Policy directions, laws, and regulations
The Danish Agency for Labour Market and Recruitment (STAR) is responsible for implementing and following up on employment policies in Denmark. The overall aim is to help as many people as possible into the labour market or education. In line with active labour market policies, Danish employment policies have since 1994 demanded that unemployed people actively qualify and apply for jobs and education in return for social benefits (Kongsgaard, 2022). As in other OECD countries, there has been a shift in how unemployment is understood: rather than being a problem related to economic trends and structures, unemployment is seen as something that the individuals need to actively address (Jørgensen, 2008). Psychological, physical, social, and other problems must not stand in the way of getting a job. Therefore, it is not enough to match vacant positions and relevant citizens, but one also has to create services that respond to the citizens’ problems (Bjerge et al., 2020; Kongsgaard, 2022). All reforms of the employment system since have had as their primary aim the broadening of the scope of the workforce. As a result, the focus on activation applies to most groups of unemployed people (Andersen & Larsen, 2018; Bjerge et al., 2020; Kongsgaard, 2022).
There is little mention in the Danish employment policies of people with substance use specifically. These people are typically categorised as socially marginalised (socialt udsatte in Danish) and are entitled to services under the Act on Social Services. They may have an underlying mental illness and/or substance use, or they are homeless or support themselves by prostitution. Some policies define social marginalisation by the complexity, multitude, and variety of different problems (for more details, see Bjerge et al., 2020). Other policies present the problem and the response to the problem elusively as help and support to stabilise the persons’ life situation to such a degree that they become able to participate in work-oriented services (Kongsgaard, 2022). Further, the marginalised persons’ situations are often represented as a temporary stage in their lives, which they can change or be helped out of so that they can either work or take early retirement.
Organisation of services
In 2009, job centres were established in the 98 Danish municipalities with the core responsibility for unemployment services. Job consultants counsel and advise unemployed people in order to find their clients a job that matches their qualifications. There are no specific educational requirements to becoming a job consultant. Approximately 40% of them are social workers; the rest come from a mix of educational and training backgrounds ranging from hairdressing and carpentry to academia and accountancy (Fagbladet 3f, 2016).
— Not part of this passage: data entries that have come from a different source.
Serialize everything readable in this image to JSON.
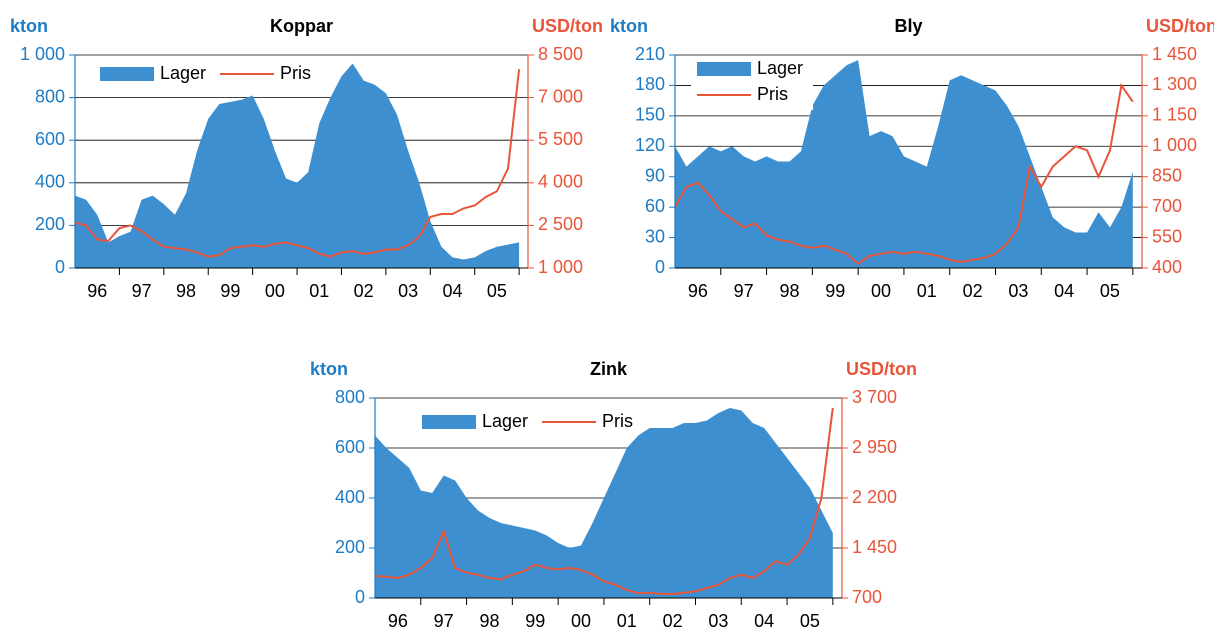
{
  "chart_data": [
    {
      "type": "combo",
      "title": "Koppar",
      "ylabel": "kton",
      "y2label": "USD/ton",
      "legend": "upper left",
      "legend_direction": "horizontal",
      "grid": true,
      "x": [
        96,
        96.25,
        96.5,
        96.75,
        97,
        97.25,
        97.5,
        97.75,
        98,
        98.25,
        98.5,
        98.75,
        99,
        99.25,
        99.5,
        99.75,
        100,
        100.25,
        100.5,
        100.75,
        101,
        101.25,
        101.5,
        101.75,
        102,
        102.25,
        102.5,
        102.75,
        103,
        103.25,
        103.5,
        103.75,
        104,
        104.25,
        104.5,
        104.75,
        105,
        105.25,
        105.5,
        105.75,
        106
      ],
      "xlim": [
        96,
        106.2
      ],
      "xticks": [
        {
          "value": 96.5,
          "label": "96"
        },
        {
          "value": 97.5,
          "label": "97"
        },
        {
          "value": 98.5,
          "label": "98"
        },
        {
          "value": 99.5,
          "label": "99"
        },
        {
          "value": 100.5,
          "label": "00"
        },
        {
          "value": 101.5,
          "label": "01"
        },
        {
          "value": 102.5,
          "label": "02"
        },
        {
          "value": 103.5,
          "label": "03"
        },
        {
          "value": 104.5,
          "label": "04"
        },
        {
          "value": 105.5,
          "label": "05"
        }
      ],
      "ylim": [
        0,
        1000
      ],
      "yticks": [
        0,
        200,
        400,
        600,
        800,
        {
          "value": 1000,
          "label": "1 000"
        }
      ],
      "y2lim": [
        1000,
        8500
      ],
      "y2ticks": [
        {
          "value": 1000,
          "label": "1 000"
        },
        {
          "value": 2500,
          "label": "2 500"
        },
        {
          "value": 4000,
          "label": "4 000"
        },
        {
          "value": 5500,
          "label": "5 500"
        },
        {
          "value": 7000,
          "label": "7 000"
        },
        {
          "value": 8500,
          "label": "8 500"
        }
      ],
      "series": [
        {
          "name": "Lager",
          "type": "area",
          "color": "#3d8fcf",
          "values": [
            340,
            320,
            250,
            120,
            150,
            170,
            320,
            340,
            300,
            250,
            350,
            550,
            700,
            770,
            780,
            790,
            810,
            700,
            550,
            420,
            400,
            450,
            680,
            800,
            900,
            960,
            880,
            860,
            820,
            720,
            550,
            400,
            220,
            100,
            50,
            40,
            50,
            80,
            100,
            110,
            120
          ]
        },
        {
          "name": "Pris",
          "type": "line",
          "axis": "y2",
          "color": "#e8553a",
          "values": [
            2600,
            2500,
            2000,
            1950,
            2400,
            2500,
            2300,
            2000,
            1750,
            1700,
            1650,
            1550,
            1400,
            1450,
            1700,
            1750,
            1800,
            1750,
            1850,
            1900,
            1800,
            1700,
            1500,
            1400,
            1550,
            1600,
            1500,
            1550,
            1650,
            1650,
            1800,
            2100,
            2800,
            2900,
            2900,
            3100,
            3200,
            3500,
            3700,
            4500,
            8000
          ]
        }
      ]
    },
    {
      "type": "combo",
      "title": "Bly",
      "ylabel": "kton",
      "y2label": "USD/ton",
      "legend": "upper left",
      "legend_direction": "vertical",
      "grid": true,
      "x": [
        96,
        96.25,
        96.5,
        96.75,
        97,
        97.25,
        97.5,
        97.75,
        98,
        98.25,
        98.5,
        98.75,
        99,
        99.25,
        99.5,
        99.75,
        100,
        100.25,
        100.5,
        100.75,
        101,
        101.25,
        101.5,
        101.75,
        102,
        102.25,
        102.5,
        102.75,
        103,
        103.25,
        103.5,
        103.75,
        104,
        104.25,
        104.5,
        104.75,
        105,
        105.25,
        105.5,
        105.75,
        106
      ],
      "xlim": [
        96,
        106.2
      ],
      "xticks": [
        {
          "value": 96.5,
          "label": "96"
        },
        {
          "value": 97.5,
          "label": "97"
        },
        {
          "value": 98.5,
          "label": "98"
        },
        {
          "value": 99.5,
          "label": "99"
        },
        {
          "value": 100.5,
          "label": "00"
        },
        {
          "value": 101.5,
          "label": "01"
        },
        {
          "value": 102.5,
          "label": "02"
        },
        {
          "value": 103.5,
          "label": "03"
        },
        {
          "value": 104.5,
          "label": "04"
        },
        {
          "value": 105.5,
          "label": "05"
        }
      ],
      "ylim": [
        0,
        210
      ],
      "yticks": [
        0,
        30,
        60,
        90,
        120,
        150,
        180,
        210
      ],
      "y2lim": [
        400,
        1450
      ],
      "y2ticks": [
        400,
        550,
        700,
        850,
        {
          "value": 1000,
          "label": "1 000"
        },
        {
          "value": 1150,
          "label": "1 150"
        },
        {
          "value": 1300,
          "label": "1 300"
        },
        {
          "value": 1450,
          "label": "1 450"
        }
      ],
      "series": [
        {
          "name": "Lager",
          "type": "area",
          "color": "#3d8fcf",
          "values": [
            120,
            100,
            110,
            120,
            115,
            120,
            110,
            105,
            110,
            105,
            105,
            115,
            160,
            180,
            190,
            200,
            205,
            130,
            135,
            130,
            110,
            105,
            100,
            140,
            185,
            190,
            185,
            180,
            175,
            160,
            140,
            110,
            80,
            50,
            40,
            35,
            35,
            55,
            40,
            60,
            95
          ]
        },
        {
          "name": "Pris",
          "type": "line",
          "axis": "y2",
          "color": "#e8553a",
          "values": [
            700,
            800,
            820,
            760,
            680,
            640,
            600,
            620,
            560,
            540,
            530,
            510,
            500,
            510,
            490,
            470,
            420,
            460,
            470,
            480,
            470,
            480,
            470,
            460,
            440,
            430,
            440,
            450,
            470,
            520,
            600,
            900,
            800,
            900,
            950,
            1000,
            980,
            850,
            980,
            1300,
            1220
          ]
        }
      ]
    },
    {
      "type": "combo",
      "title": "Zink",
      "ylabel": "kton",
      "y2label": "USD/ton",
      "legend": "upper left",
      "legend_direction": "horizontal",
      "grid": true,
      "x": [
        96,
        96.25,
        96.5,
        96.75,
        97,
        97.25,
        97.5,
        97.75,
        98,
        98.25,
        98.5,
        98.75,
        99,
        99.25,
        99.5,
        99.75,
        100,
        100.25,
        100.5,
        100.75,
        101,
        101.25,
        101.5,
        101.75,
        102,
        102.25,
        102.5,
        102.75,
        103,
        103.25,
        103.5,
        103.75,
        104,
        104.25,
        104.5,
        104.75,
        105,
        105.25,
        105.5,
        105.75,
        106
      ],
      "xlim": [
        96,
        106.2
      ],
      "xticks": [
        {
          "value": 96.5,
          "label": "96"
        },
        {
          "value": 97.5,
          "label": "97"
        },
        {
          "value": 98.5,
          "label": "98"
        },
        {
          "value": 99.5,
          "label": "99"
        },
        {
          "value": 100.5,
          "label": "00"
        },
        {
          "value": 101.5,
          "label": "01"
        },
        {
          "value": 102.5,
          "label": "02"
        },
        {
          "value": 103.5,
          "label": "03"
        },
        {
          "value": 104.5,
          "label": "04"
        },
        {
          "value": 105.5,
          "label": "05"
        }
      ],
      "ylim": [
        0,
        800
      ],
      "yticks": [
        0,
        200,
        400,
        600,
        800
      ],
      "y2lim": [
        700,
        3700
      ],
      "y2ticks": [
        700,
        {
          "value": 1450,
          "label": "1 450"
        },
        {
          "value": 2200,
          "label": "2 200"
        },
        {
          "value": 2950,
          "label": "2 950"
        },
        {
          "value": 3700,
          "label": "3 700"
        }
      ],
      "series": [
        {
          "name": "Lager",
          "type": "area",
          "color": "#3d8fcf",
          "values": [
            650,
            600,
            560,
            520,
            430,
            420,
            490,
            470,
            400,
            350,
            320,
            300,
            290,
            280,
            270,
            250,
            220,
            200,
            210,
            300,
            400,
            500,
            600,
            650,
            680,
            680,
            680,
            700,
            700,
            710,
            740,
            760,
            750,
            700,
            680,
            620,
            560,
            500,
            440,
            350,
            260
          ]
        },
        {
          "name": "Pris",
          "type": "line",
          "axis": "y2",
          "color": "#e8553a",
          "values": [
            1030,
            1020,
            1000,
            1050,
            1150,
            1300,
            1700,
            1150,
            1080,
            1050,
            1000,
            980,
            1050,
            1100,
            1200,
            1150,
            1130,
            1150,
            1120,
            1050,
            950,
            900,
            820,
            770,
            780,
            760,
            760,
            780,
            800,
            850,
            900,
            1000,
            1050,
            1000,
            1100,
            1250,
            1200,
            1350,
            1600,
            2200,
            3550
          ]
        }
      ]
    }
  ]
}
Job centres are there to help the unemployed enter the labour market and to help young people in particular enter the educational system. The centres are obliged to maintain a constant focus on job opportunities and help companies and organisations recruit the kind of labour they need. The Danish job centres also focus keenly on the work-first approach, that is, on creating the most direct and fastest route to employment through education and training and with the help of increased skills. Ever since the establishment of the job centres, these centres have been subjected to more and more centralised regulations and demands. The system is extremely stringent, so much so that the employment system works as a silo in relation to, for example, social services and even internally (Caswell & Larsen, 2017; Kongsgaard, 2022).
Unemployed people are categorised as ready for work (arbejdsmarkedsparate in Danish), ready for education (uddannelsesparate), or ready for activity (aktivitetsparate). As summed up by Kongsgaard (2022), ‘everyone is ready for something’ in this line of thinking (Kongsgaard, 2022, p. 34). The last category, being ready for activity, is most interesting in relation to this report, as ‘ready for activity’ is most often used in relation to people with multiple problems alongside unemployment, including substance use and/or mental health problems.
Also, interventions targeting unemployed marginalised people sometimes come under the administrative realm of the Authority of Social Services and Housing. Substance use treatment services mainly operate under this agency (apart from health-related regulations regarding the distribution and handling of, for example, substitution medications) as well as other services related to social marginalisation, such as homelessness or disabilities. The municipalities are responsible for the psychosocial and medical treatment of substance use, and treatment services are frequently organised in sectors alongside psychiatry, social affairs, disabilities, and so on. Recently, though, some municipalities have developed a stronger awareness on employment in all sectors of the municipality (Aarhus Kommune, n.d.).